Diagnosis is based on clinical picture, imaging, histopathology of the lung and the exclusion of all causes of secondary OP. High resolution computed tomographic scan reveals 3 main imaging patterns: multiple patchy alveolar opacities that may migrate (in the majority of cases; typical COP), a solitary focal nodule or mass (focal COP), or diffuse infiltrative opacities (infiltrative or progressive fibrotic COP). Video-assisted thoracoscopy is the method of choice in obtaining lung tissue but transbronchial biopsies, core needle biopsies, and recently transbronchial cryobiopsies are alternate methods. Hallmark histological findings of OP are patchy filling of the lung alveoli and respiratory bronchioles by buds of granulation tissue composed of fibroblasts and myofibroblasts (Masson bodies). Fiberoptic bronchoscopy with bronchoalveolar lavage reveals a marked increase in lymphocytes and slight increase in neutrophils and eosinophils. Elevated C-reactive protein serum level and peripheral blood neutrophil count are reported.

Differential diagnosis

The main differential diagnosis is idiopathic chronic eosinophilic pneumonia.
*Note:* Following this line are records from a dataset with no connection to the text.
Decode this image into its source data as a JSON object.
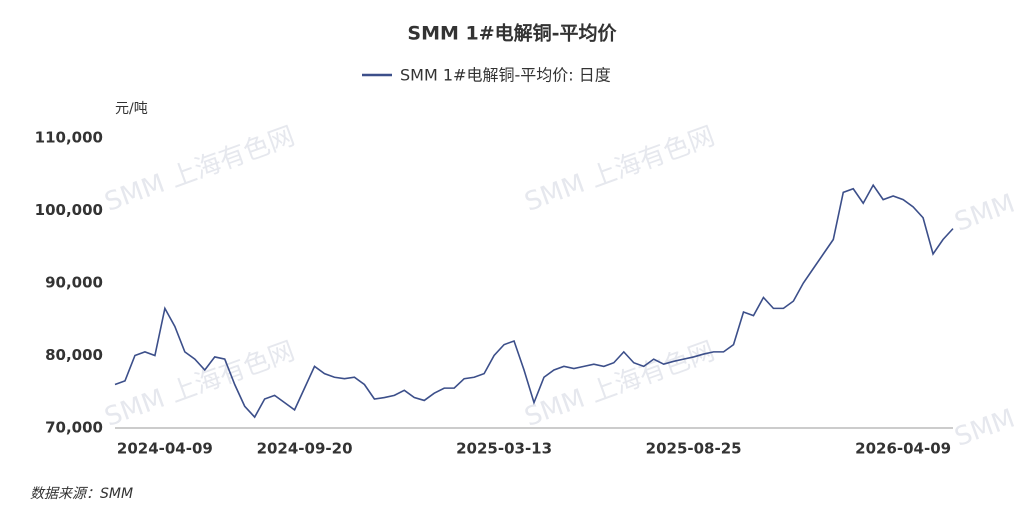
{
  "chart_data": {
    "type": "line",
    "title": "SMM 1#电解铜-平均价",
    "y_label": "元/吨",
    "source": "数据来源：SMM",
    "watermark": "SMM 上海有色网",
    "categories": [
      null,
      null,
      null,
      null,
      null,
      "2024-04-09",
      null,
      null,
      null,
      null,
      null,
      null,
      null,
      null,
      null,
      null,
      null,
      null,
      null,
      "2024-09-20",
      null,
      null,
      null,
      null,
      null,
      null,
      null,
      null,
      null,
      null,
      null,
      null,
      null,
      null,
      null,
      null,
      null,
      null,
      null,
      "2025-03-13",
      null,
      null,
      null,
      null,
      null,
      null,
      null,
      null,
      null,
      null,
      null,
      null,
      null,
      null,
      null,
      null,
      null,
      null,
      "2025-08-25",
      null,
      null,
      null,
      null,
      null,
      null,
      null,
      null,
      null,
      null,
      null,
      null,
      null,
      null,
      null,
      null,
      null,
      null,
      null,
      null,
      "2026-04-09",
      null,
      null,
      null,
      null,
      null
    ],
    "series": [
      {
        "name": "SMM 1#电解铜-平均价: 日度",
        "color": "#3c4f8a",
        "values": [
          76000,
          76500,
          80000,
          80500,
          80000,
          86500,
          84000,
          80500,
          79500,
          78000,
          79800,
          79500,
          76000,
          73000,
          71500,
          74000,
          74500,
          73500,
          72500,
          75500,
          78500,
          77500,
          77000,
          76800,
          77000,
          76000,
          74000,
          74200,
          74500,
          75200,
          74200,
          73800,
          74800,
          75500,
          75500,
          76800,
          77000,
          77500,
          80000,
          81500,
          82000,
          78000,
          73500,
          77000,
          78000,
          78500,
          78200,
          78500,
          78800,
          78500,
          79000,
          80500,
          79000,
          78500,
          79500,
          78800,
          79200,
          79500,
          79800,
          80200,
          80500,
          80500,
          81500,
          86000,
          85500,
          88000,
          86500,
          86500,
          87500,
          90000,
          92000,
          94000,
          96000,
          102500,
          103000,
          101000,
          103500,
          101500,
          102000,
          101500,
          100500,
          99000,
          94000,
          96000,
          97500
        ]
      }
    ],
    "ylim": [
      70000,
      110000
    ],
    "yticks": [
      {
        "value": 70000,
        "label": "70,000"
      },
      {
        "value": 80000,
        "label": "80,000"
      },
      {
        "value": 90000,
        "label": "90,000"
      },
      {
        "value": 100000,
        "label": "100,000"
      },
      {
        "value": 110000,
        "label": "110,000"
      }
    ],
    "grid": false
  }
}
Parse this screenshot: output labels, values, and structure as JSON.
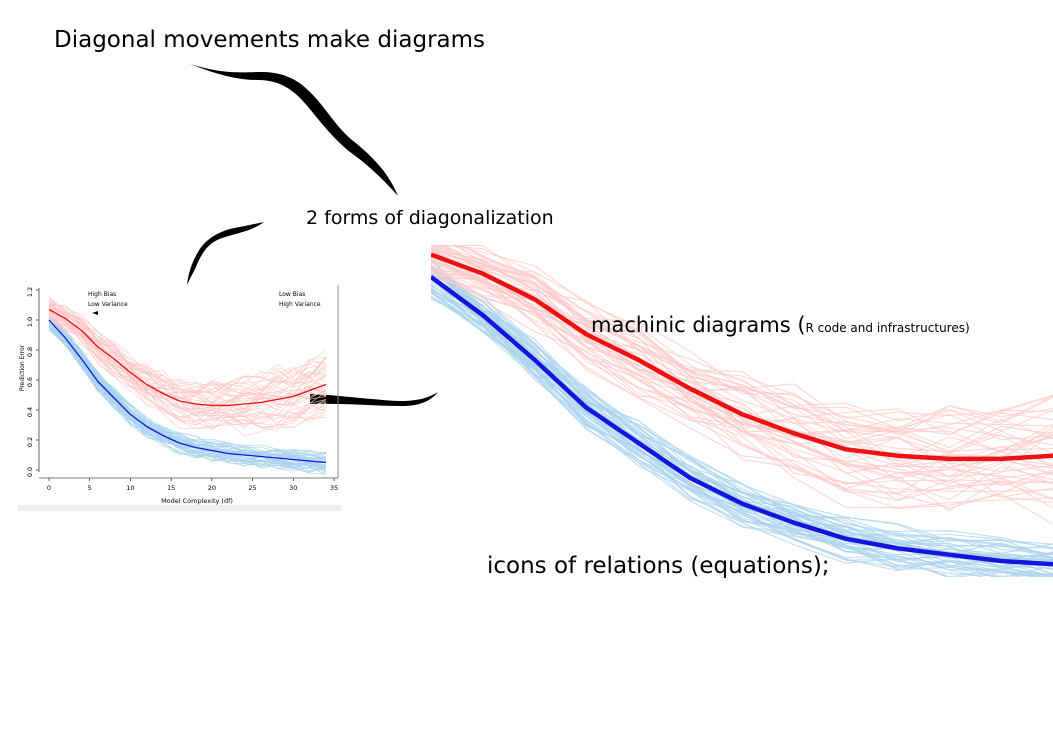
{
  "slide": {
    "title": "Diagonal movements make diagrams",
    "subtitle": "2 forms of diagonalization",
    "machinic_main": "machinic diagrams (",
    "machinic_small": "R code and infrastructures)",
    "icons_text": "icons of relations (equations);"
  },
  "small_chart": {
    "ylabel": "Prediction Error",
    "xlabel": "Model Complexity (df)",
    "annot_left_1": "High Bias",
    "annot_left_2": "Low Variance",
    "annot_right_1": "Low Bias",
    "annot_right_2": "High Variance"
  },
  "colors": {
    "test_mean": "#ee1111",
    "train_mean": "#1515dd",
    "test_samples": "#ffc8c8",
    "train_samples": "#a9d3ee"
  },
  "chart_data": {
    "type": "line",
    "xlabel": "Model Complexity (df)",
    "ylabel": "Prediction Error",
    "xlim": [
      0,
      35
    ],
    "ylim": [
      0,
      1.2
    ],
    "xticks": [
      0,
      5,
      10,
      15,
      20,
      25,
      30,
      35
    ],
    "yticks": [
      0.0,
      0.2,
      0.4,
      0.6,
      0.8,
      1.0,
      1.2
    ],
    "x": [
      0,
      2,
      4,
      6,
      8,
      10,
      12,
      14,
      16,
      18,
      20,
      22,
      24,
      26,
      28,
      30,
      32,
      34
    ],
    "series": [
      {
        "role": "test",
        "values": [
          1.07,
          1.01,
          0.93,
          0.82,
          0.74,
          0.65,
          0.57,
          0.51,
          0.46,
          0.44,
          0.43,
          0.43,
          0.44,
          0.45,
          0.47,
          0.49,
          0.53,
          0.57
        ]
      },
      {
        "role": "train",
        "values": [
          1.0,
          0.88,
          0.74,
          0.59,
          0.48,
          0.37,
          0.29,
          0.23,
          0.18,
          0.15,
          0.13,
          0.11,
          0.1,
          0.09,
          0.08,
          0.07,
          0.06,
          0.05
        ]
      }
    ],
    "annotations": [
      "High Bias",
      "Low Variance",
      "Low Bias",
      "High Variance"
    ]
  }
}
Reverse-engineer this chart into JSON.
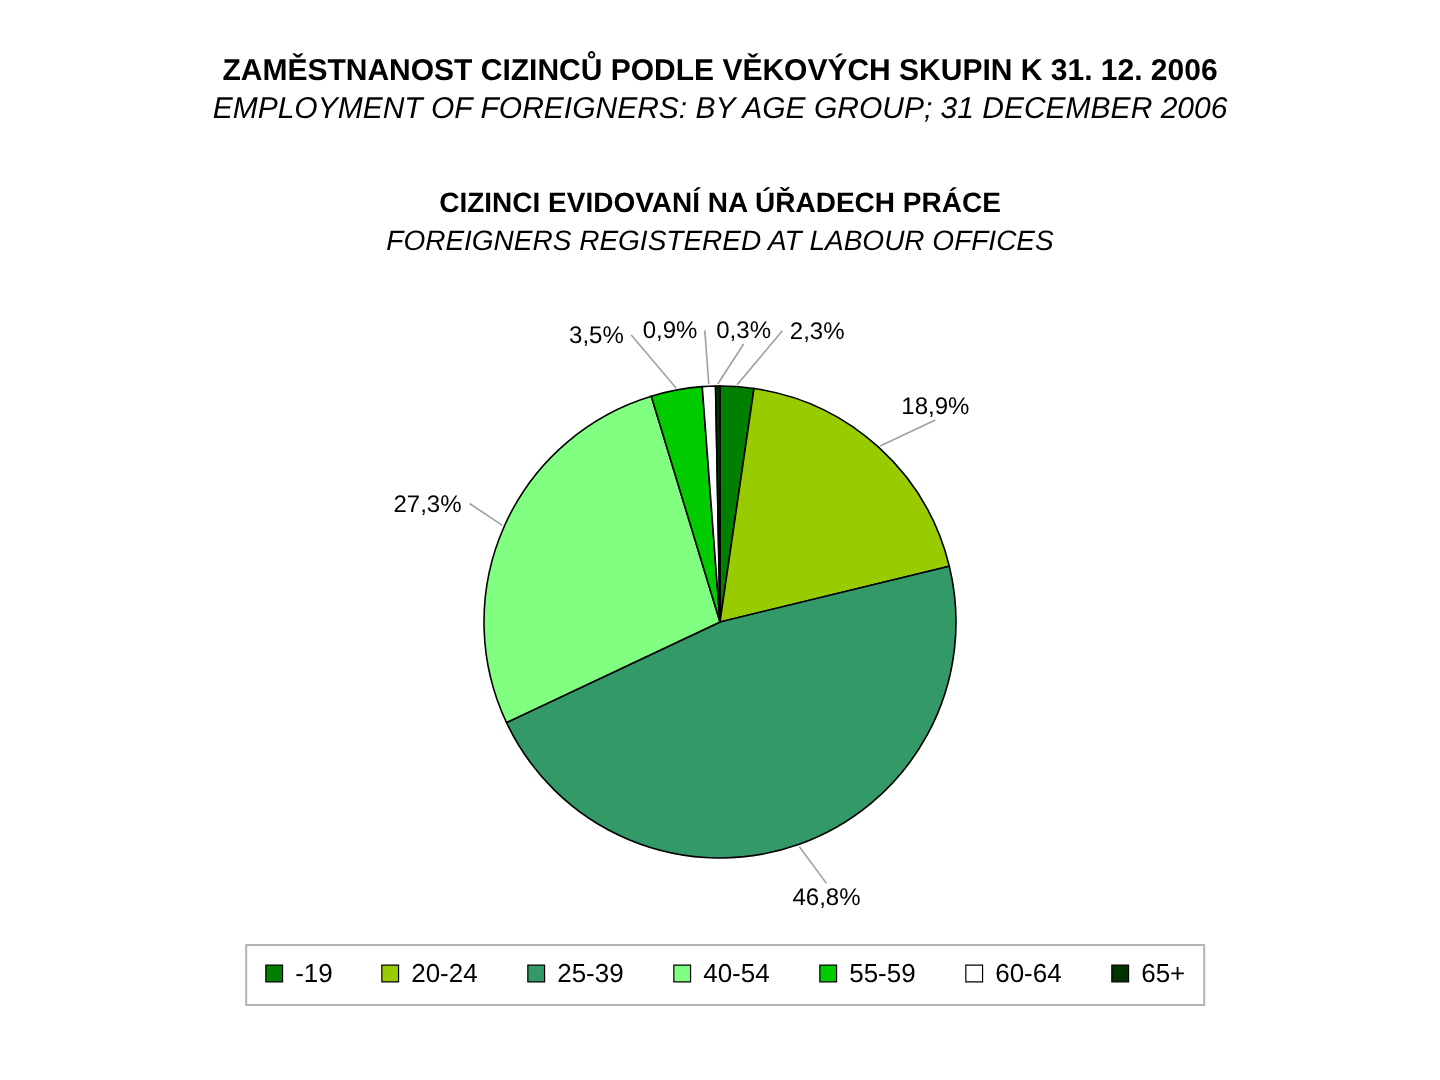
{
  "chart_data": {
    "type": "pie",
    "title": "ZAMĚSTNANOST CIZINCŮ PODLE VĚKOVÝCH SKUPIN K 31. 12. 2006",
    "subtitle": "EMPLOYMENT OF FOREIGNERS: BY AGE GROUP; 31 DECEMBER 2006",
    "annotations": [
      "CIZINCI EVIDOVANÍ NA ÚŘADECH PRÁCE",
      "FOREIGNERS REGISTERED AT LABOUR OFFICES"
    ],
    "categories": [
      "-19",
      "20-24",
      "25-39",
      "40-54",
      "55-59",
      "60-64",
      "65+"
    ],
    "values": [
      2.3,
      18.9,
      46.8,
      27.3,
      3.5,
      0.9,
      0.3
    ],
    "colors": [
      "#007f00",
      "#99cc00",
      "#339966",
      "#80ff80",
      "#00cc00",
      "#ffffff",
      "#003300"
    ],
    "value_labels": [
      "2,3%",
      "18,9%",
      "46,8%",
      "27,3%",
      "3,5%",
      "0,9%",
      "0,3%"
    ],
    "legend": "bottom"
  }
}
Secondary OP must also be excluded by elimination of its possible causes, including primary biliary cirrhosis, ulcerative colitis, Crohn disease, Sweet syndrome, sarcoidosis, Behçet disease, primary pulmonary lymphoma, drugs, infections, and all connective tissue diseases, especially rheumatoid arthritis and idiopathic inflammatory myopathies.

Management and treatment

Standard therapy for COP is corticosteroids, usually with prednisone doses of 0.75 mg/kg/day for 4 weeks that gradually decreases over a period of 24 weeks. In those with rapidly progressing COP, high-dose intravenous methylprednisolone can be given. Focal COP is often diagnosed by the removal of lesions initially thought to be neoplastic, with further therapy often not needed. Relapses should be treated with a starting dose of 20 mg/day of prednisone then tapered over a period of 12 weeks. Relapses that occur too often or while undergoing corticosteroid therapy should prompt a reappraisal of the diagnosis. Immunosuppressive therapy may rarely be used in severe infiltrative COP.

Prognosis

The prognosis is usually good with most cases resolving after corticosteroid treatment. Relapses however are seen in 13-58% of patients and can have an effect on quality of life if frequent.